Mariko-D maîtrisait parfaitement l’art du Shibari. En quelques minutes Alda-D fut ligotée par sa maîtresse, entièrement offerte au regard de l’assemblée. L’épaisse corde de jute, rugueuse, découpait ses formes féminines en une parfaite symétrie, faisant saillir les seins laiteux, ouvrant avec force les cuisses blanches, exposant crûment le sexe et l’ourlé des lèvres rosées aux regards. Son ouvrage terminé, Mariko-D planta de façon surprenante une fleur de Lys dans l’intimité de la soumise et jaugea en un moment de recul l’effet esthétique de sa composition. Curieux comme ces intelligences artificielles semblent de plus en plus sensible à la Beauté… Dans une posture totalement contrainte Alda-D, arborait sa moue habituelle, expression d’un curieux mélange de défiance et de désir.

La chaleur grimpa en flesh quand Mariko-D nous invita à la rejoindre sur scène, confiant au passage à chacun un gant médical ainsi qu’un petit œuf relié par un fil à son boitier de commande. La Maîtresse de cérémonie guida au placement délicat des multiples objets techniques, aidant avec bienveillance les manœuvres pataudes de certains, forçant parfois de ses longs doigts pour faire de la place « au suivant ». Le réseau de fils multicolores sortant du sexe d’Alda-D, hub encombré bourdonnant de multiples fréquences vibratoires , aurait probablement rendu fou tout geek obnubilé par la perfection de lignes de codes Python à destination d’objets connectables. Certains promenaient leurs pendentifs sur les zones érogènes de la belle, les seins rougis par la pression de la corde, les aréoles aux tétons saillants, le bas-ventre humide luisant des reflets du plaisir. Spasmes et gémissements incontrôlables encourageaient les plus timorés à l’action.

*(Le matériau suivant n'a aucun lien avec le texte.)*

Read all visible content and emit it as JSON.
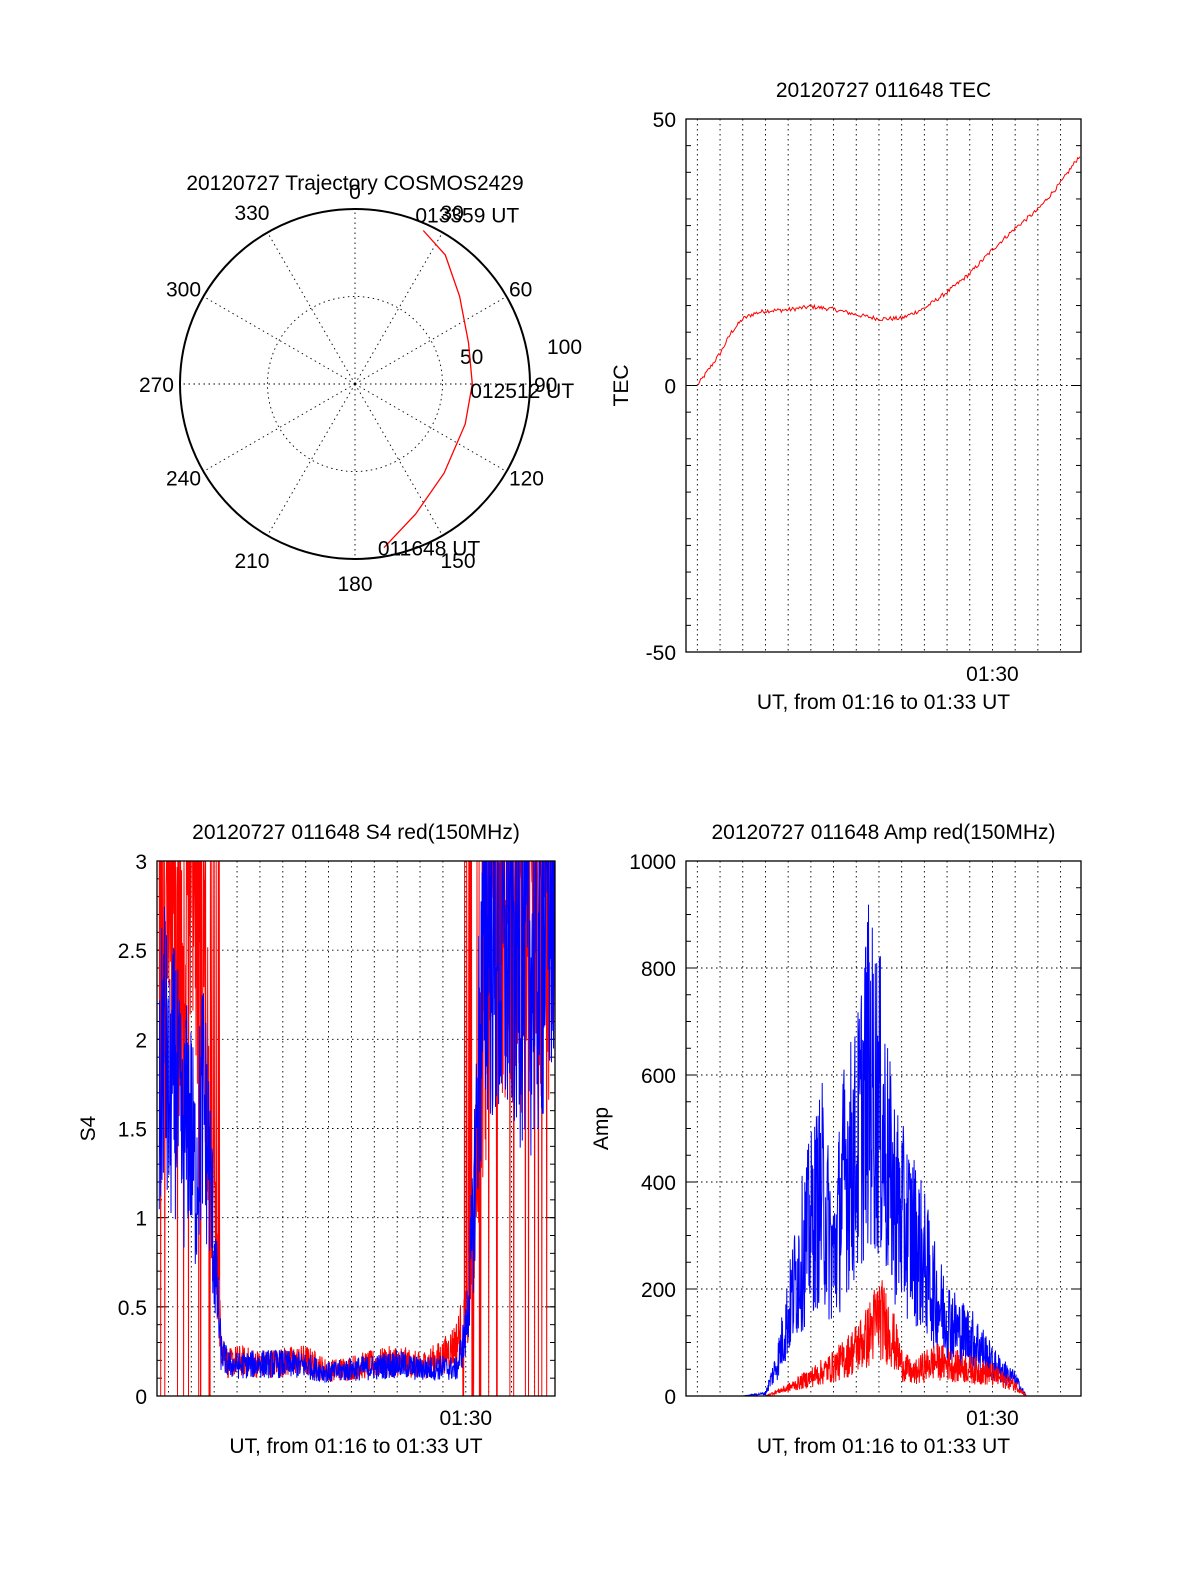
{
  "colors": {
    "red": "#ff0000",
    "blue": "#0000ff",
    "axis": "#000000"
  },
  "chart_data": [
    {
      "type": "polar",
      "title": "20120727 Trajectory COSMOS2429",
      "azimuth_labels": [
        "0",
        "30",
        "60",
        "90",
        "120",
        "150",
        "180",
        "210",
        "240",
        "270",
        "300",
        "330"
      ],
      "elevation_labels": [
        "50",
        "100"
      ],
      "grid": true,
      "series": [
        {
          "color": "#ff0000",
          "points": [
            {
              "az": 170,
              "r": 95
            },
            {
              "az": 155,
              "r": 82
            },
            {
              "az": 135,
              "r": 72
            },
            {
              "az": 110,
              "r": 67
            },
            {
              "az": 90,
              "r": 67
            },
            {
              "az": 70,
              "r": 69
            },
            {
              "az": 50,
              "r": 78
            },
            {
              "az": 35,
              "r": 90
            },
            {
              "az": 24,
              "r": 96
            }
          ]
        }
      ],
      "annotations": [
        {
          "text": "013359 UT",
          "az": 24,
          "r": 96
        },
        {
          "text": "012512 UT",
          "az": 90,
          "r": 67
        },
        {
          "text": "011648 UT",
          "az": 170,
          "r": 95
        }
      ]
    },
    {
      "type": "line",
      "title": "20120727 011648 TEC",
      "xlabel": "UT, from 01:16 to 01:33 UT",
      "ylabel": "TEC",
      "xlim": [
        16.5,
        33.9
      ],
      "ylim": [
        -50,
        50
      ],
      "yticks": [
        "50",
        "0",
        "-50"
      ],
      "xticks": [
        {
          "x": 30,
          "label": "01:30"
        }
      ],
      "grid": true,
      "series": [
        {
          "color": "#ff0000",
          "x": [
            17.0,
            17.5,
            18.0,
            18.5,
            19.0,
            19.5,
            20.0,
            21.0,
            22.0,
            23.0,
            24.0,
            25.0,
            26.0,
            27.0,
            28.0,
            29.0,
            30.0,
            31.0,
            32.0,
            33.0,
            33.9
          ],
          "y": [
            0,
            3,
            6,
            10,
            12.5,
            13.5,
            14,
            14.2,
            14.8,
            14.3,
            13.3,
            12.5,
            12.6,
            14.5,
            17.5,
            21,
            25.5,
            29.5,
            33,
            38,
            43.5
          ]
        }
      ]
    },
    {
      "type": "line",
      "title": "20120727 011648 S4 red(150MHz)",
      "xlabel": "UT, from 01:16 to 01:33 UT",
      "ylabel": "S4",
      "xlim": [
        16.5,
        33.9
      ],
      "ylim": [
        0,
        3
      ],
      "yticks": [
        "0",
        "0.5",
        "1",
        "1.5",
        "2",
        "2.5",
        "3"
      ],
      "xticks": [
        {
          "x": 30,
          "label": "01:30"
        }
      ],
      "grid": true,
      "series": [
        {
          "color": "#ff0000",
          "x": [
            16.6,
            16.8,
            17.0,
            17.3,
            17.6,
            17.9,
            18.2,
            18.5,
            18.8,
            19.0,
            19.3,
            19.6,
            20.0,
            21.0,
            22.0,
            23.0,
            24.0,
            25.0,
            26.0,
            27.0,
            28.0,
            29.0,
            29.6,
            30.0,
            30.3,
            30.6,
            31.0,
            31.5,
            32.0,
            33.0,
            33.9
          ],
          "y": [
            2.8,
            3.0,
            2.6,
            3.0,
            2.2,
            3.0,
            2.5,
            3.0,
            1.5,
            0.9,
            0.3,
            0.18,
            0.2,
            0.18,
            0.19,
            0.2,
            0.14,
            0.16,
            0.18,
            0.2,
            0.17,
            0.22,
            0.3,
            0.45,
            0.7,
            1.8,
            2.6,
            3.0,
            2.8,
            3.0,
            3.0
          ]
        },
        {
          "color": "#0000ff",
          "x": [
            16.6,
            16.8,
            17.0,
            17.3,
            17.6,
            17.9,
            18.2,
            18.5,
            18.8,
            19.0,
            19.3,
            19.6,
            20.0,
            21.0,
            22.0,
            23.0,
            24.0,
            25.0,
            26.0,
            27.0,
            28.0,
            29.0,
            29.6,
            30.0,
            30.3,
            30.6,
            31.0,
            31.5,
            32.0,
            33.0,
            33.9
          ],
          "y": [
            1.5,
            2.1,
            1.6,
            1.8,
            1.4,
            1.6,
            1.2,
            1.7,
            1.3,
            0.8,
            0.25,
            0.18,
            0.17,
            0.18,
            0.18,
            0.17,
            0.13,
            0.15,
            0.16,
            0.18,
            0.15,
            0.16,
            0.15,
            0.35,
            0.9,
            2.0,
            2.8,
            2.4,
            2.6,
            2.4,
            3.0
          ]
        }
      ]
    },
    {
      "type": "line",
      "title": "20120727 011648 Amp red(150MHz)",
      "xlabel": "UT, from 01:16 to 01:33 UT",
      "ylabel": "Amp",
      "xlim": [
        16.5,
        33.9
      ],
      "ylim": [
        0,
        1000
      ],
      "yticks": [
        "0",
        "200",
        "400",
        "600",
        "800",
        "1000"
      ],
      "xticks": [
        {
          "x": 30,
          "label": "01:30"
        }
      ],
      "grid": true,
      "series": [
        {
          "color": "#0000ff",
          "x": [
            16.5,
            19.0,
            20.0,
            20.5,
            21.0,
            21.5,
            22.0,
            22.5,
            23.0,
            23.5,
            24.0,
            24.5,
            25.0,
            25.5,
            26.0,
            26.5,
            27.0,
            27.5,
            28.0,
            28.5,
            29.0,
            29.5,
            30.0,
            30.5,
            31.0,
            31.5,
            33.9
          ],
          "y": [
            0,
            0,
            5,
            60,
            150,
            250,
            320,
            380,
            250,
            420,
            450,
            600,
            550,
            400,
            330,
            300,
            250,
            180,
            150,
            120,
            110,
            90,
            60,
            45,
            30,
            0,
            0
          ]
        },
        {
          "color": "#ff0000",
          "x": [
            16.5,
            20.0,
            20.5,
            21.0,
            21.5,
            22.0,
            22.5,
            23.0,
            23.5,
            24.0,
            24.5,
            25.0,
            25.5,
            26.0,
            26.5,
            27.0,
            27.5,
            28.0,
            28.5,
            29.0,
            29.5,
            30.0,
            30.5,
            31.0,
            31.5,
            33.9
          ],
          "y": [
            0,
            0,
            8,
            15,
            25,
            35,
            45,
            55,
            70,
            90,
            110,
            150,
            120,
            60,
            40,
            55,
            65,
            60,
            55,
            50,
            45,
            40,
            30,
            20,
            0,
            0
          ]
        }
      ]
    }
  ]
}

Avec un sourire dominateur, Mariko écarta de deux doigts les lèvres de sa soumise et décapuchonna son clitoris vermillon gonflé de désir. Je vis la langue fine de Mariko passer tout le long de la vulve ouverte d’Alda, s’attarder sur le bouton érectile, le lécher doucement, puis les lèvres de la goulue aspirer la chair offerte avec une force sonore, ses jolies dents ivoires tirer sur les fils, alternant en une savante combinatoire tous les stimulus possibles. Quand je vis Mariko faire vicieusement dégouliner de sa lèvre inférieure un interminable filet de salive mêlé de la mouille d’Alda, cette dernière alors prise de convulsions, visage rougi de sueur, lâchant telle une possédée les décibels qu’elle avait jusque là retenus, je sentis avec surprise une vague de plaisir me submerger, le flux et le reflux poisseux m’emporter loin des rivages de la bienséance. Elle dut s’en apercevoir car je pus deviner entre ses paupières plissées, dans l’éclair noir de ses pupilles calculatoires, le regard un peu méprisant que je connaissais bien, signe caractéristique de celle qui ne savait que trop ce qu’était l’Art d’attacher.